Is the production year really a requirement for running the newest os with the newest xcode? Shouldn't it be enough fulfilling the hardware requirements such as cpu, ram, hdd, etc? If I in theory buy a mac from 2008 with the same hardware as a mac from 2016 will I really not be able to upgrade to the most recent os just because of the production year?
While the production year might not be relevant, new features introduced after a certain period might be required.
Nordis already mentioned CPU efficiency, but if you dive down to components you will also see newer instruction which are only available on newer CPU, more modern firmwares (UEFI) ect. etc.
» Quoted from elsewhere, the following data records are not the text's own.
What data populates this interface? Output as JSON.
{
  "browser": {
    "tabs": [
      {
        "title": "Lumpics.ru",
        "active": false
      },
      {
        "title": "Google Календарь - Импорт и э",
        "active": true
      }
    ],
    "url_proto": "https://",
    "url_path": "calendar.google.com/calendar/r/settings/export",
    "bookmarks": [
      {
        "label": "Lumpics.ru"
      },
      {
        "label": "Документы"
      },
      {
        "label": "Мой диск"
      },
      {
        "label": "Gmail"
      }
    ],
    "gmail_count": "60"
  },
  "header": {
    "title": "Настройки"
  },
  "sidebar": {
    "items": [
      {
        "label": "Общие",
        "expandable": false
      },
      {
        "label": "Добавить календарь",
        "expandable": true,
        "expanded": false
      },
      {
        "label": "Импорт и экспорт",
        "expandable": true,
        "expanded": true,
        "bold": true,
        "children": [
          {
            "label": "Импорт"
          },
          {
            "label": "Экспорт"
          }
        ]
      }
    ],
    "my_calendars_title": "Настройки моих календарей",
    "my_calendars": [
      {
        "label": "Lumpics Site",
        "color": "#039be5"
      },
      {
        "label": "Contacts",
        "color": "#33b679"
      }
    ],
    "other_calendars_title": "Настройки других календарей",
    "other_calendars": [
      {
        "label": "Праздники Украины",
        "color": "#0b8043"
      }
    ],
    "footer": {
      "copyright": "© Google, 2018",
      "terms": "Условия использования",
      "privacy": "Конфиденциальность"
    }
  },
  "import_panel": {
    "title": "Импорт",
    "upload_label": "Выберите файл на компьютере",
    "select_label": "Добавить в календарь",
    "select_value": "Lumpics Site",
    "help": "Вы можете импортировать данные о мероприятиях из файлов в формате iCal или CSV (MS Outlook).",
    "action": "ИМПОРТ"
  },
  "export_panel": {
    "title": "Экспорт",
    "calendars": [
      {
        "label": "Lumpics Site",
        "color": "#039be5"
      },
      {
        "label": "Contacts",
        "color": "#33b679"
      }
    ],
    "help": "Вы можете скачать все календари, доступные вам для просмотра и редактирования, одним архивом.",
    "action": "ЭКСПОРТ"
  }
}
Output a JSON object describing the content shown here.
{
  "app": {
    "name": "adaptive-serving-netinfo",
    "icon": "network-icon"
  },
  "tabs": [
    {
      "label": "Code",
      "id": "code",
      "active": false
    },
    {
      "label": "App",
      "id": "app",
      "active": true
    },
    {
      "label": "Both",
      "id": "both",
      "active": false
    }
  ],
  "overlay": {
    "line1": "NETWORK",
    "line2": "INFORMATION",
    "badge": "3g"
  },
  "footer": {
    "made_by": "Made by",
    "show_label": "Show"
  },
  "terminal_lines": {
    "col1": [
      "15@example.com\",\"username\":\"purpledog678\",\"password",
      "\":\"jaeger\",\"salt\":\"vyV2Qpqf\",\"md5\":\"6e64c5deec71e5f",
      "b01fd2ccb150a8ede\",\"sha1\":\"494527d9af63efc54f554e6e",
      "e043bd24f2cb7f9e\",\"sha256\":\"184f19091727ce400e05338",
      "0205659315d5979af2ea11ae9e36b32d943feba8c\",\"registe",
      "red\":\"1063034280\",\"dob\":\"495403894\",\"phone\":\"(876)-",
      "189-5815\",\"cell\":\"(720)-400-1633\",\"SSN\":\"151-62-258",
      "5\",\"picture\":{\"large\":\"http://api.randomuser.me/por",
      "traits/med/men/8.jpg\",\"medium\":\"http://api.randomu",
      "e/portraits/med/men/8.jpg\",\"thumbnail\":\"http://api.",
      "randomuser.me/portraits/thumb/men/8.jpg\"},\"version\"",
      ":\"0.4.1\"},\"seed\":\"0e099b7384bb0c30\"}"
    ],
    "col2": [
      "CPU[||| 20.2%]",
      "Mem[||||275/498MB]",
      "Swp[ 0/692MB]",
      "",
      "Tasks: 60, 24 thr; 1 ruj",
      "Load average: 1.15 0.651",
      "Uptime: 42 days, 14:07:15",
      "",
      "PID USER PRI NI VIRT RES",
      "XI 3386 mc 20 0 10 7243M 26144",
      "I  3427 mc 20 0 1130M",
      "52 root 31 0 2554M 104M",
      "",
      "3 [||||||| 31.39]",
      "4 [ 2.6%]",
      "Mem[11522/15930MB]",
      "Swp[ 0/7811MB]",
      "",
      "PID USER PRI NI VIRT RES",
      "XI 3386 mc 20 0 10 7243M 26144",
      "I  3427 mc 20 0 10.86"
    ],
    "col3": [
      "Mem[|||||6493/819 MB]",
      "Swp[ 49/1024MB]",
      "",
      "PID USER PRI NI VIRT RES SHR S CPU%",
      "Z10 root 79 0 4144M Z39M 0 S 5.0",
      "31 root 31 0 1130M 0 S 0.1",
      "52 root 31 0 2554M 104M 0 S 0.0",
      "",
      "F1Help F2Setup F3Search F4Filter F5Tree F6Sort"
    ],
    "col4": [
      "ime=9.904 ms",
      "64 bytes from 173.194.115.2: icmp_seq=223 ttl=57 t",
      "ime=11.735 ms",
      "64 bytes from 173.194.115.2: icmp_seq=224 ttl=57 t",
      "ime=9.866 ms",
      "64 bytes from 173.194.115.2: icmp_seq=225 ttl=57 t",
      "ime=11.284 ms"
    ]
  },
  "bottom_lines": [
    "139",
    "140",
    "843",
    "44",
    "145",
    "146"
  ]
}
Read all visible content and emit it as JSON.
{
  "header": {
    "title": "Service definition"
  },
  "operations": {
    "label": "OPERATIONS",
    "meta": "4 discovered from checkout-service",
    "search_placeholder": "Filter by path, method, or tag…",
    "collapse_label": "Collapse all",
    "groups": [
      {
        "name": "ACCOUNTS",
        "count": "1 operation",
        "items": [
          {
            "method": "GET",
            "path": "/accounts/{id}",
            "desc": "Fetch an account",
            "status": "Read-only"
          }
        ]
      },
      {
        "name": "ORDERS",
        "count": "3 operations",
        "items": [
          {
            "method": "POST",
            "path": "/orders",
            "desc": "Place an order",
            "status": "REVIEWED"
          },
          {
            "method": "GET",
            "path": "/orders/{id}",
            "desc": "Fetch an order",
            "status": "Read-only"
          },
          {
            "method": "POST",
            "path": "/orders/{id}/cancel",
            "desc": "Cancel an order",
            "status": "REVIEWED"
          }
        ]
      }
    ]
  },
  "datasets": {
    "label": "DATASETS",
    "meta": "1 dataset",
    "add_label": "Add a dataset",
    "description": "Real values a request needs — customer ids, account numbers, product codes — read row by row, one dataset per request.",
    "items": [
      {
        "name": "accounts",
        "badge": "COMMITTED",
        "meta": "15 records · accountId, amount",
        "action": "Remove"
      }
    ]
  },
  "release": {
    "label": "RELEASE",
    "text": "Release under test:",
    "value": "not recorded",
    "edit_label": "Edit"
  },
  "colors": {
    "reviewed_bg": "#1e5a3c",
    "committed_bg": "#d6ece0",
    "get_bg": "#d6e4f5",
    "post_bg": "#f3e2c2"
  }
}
All of which are not available on older hardware.
If the software is compiled to use these then they simply require those features. ... and Apple could mention that in specific jargon and be technically correct.
But given that this is Apple, and their average target audience it makes sense to put it in an easy to understand way, even if it is not 100% technical perfect.
Much in the same way a city might require a car which to be at most 20 years old, but actually mean any car that has a catalytic convertor.
If you could get in theory get a mac with exact the same specifications, it wouldn't be a problem.
You can see two intel CPUs with at least some similarities (I don't know if the second was used in a mac, but I doubt it)
- A intel CPU produced in 2008 Intel Core 2 Extreme Q9000 4 Cores, 2.0GHz, 45nm, 6MB Cache
- A intel CPU produced in 2016 Intel Xeon E3-1578L v5 4 Cores, 2.00GHz, 14nm, 8MB Cache
although the number of cores and and the base clock speed is the same, the newer CPU is more efficient (8 Threads, Turbo speed of 3.4GHz, integrated Graphics, smaller Lithography)
The reason newer OSX do not run on older macs is that the required drivers are not included in the OS or if they are, the OS requires higher CPU speed, or....
As time goes on apps/OS/etc. require faster CPUs, more Memory, better graphics, etc.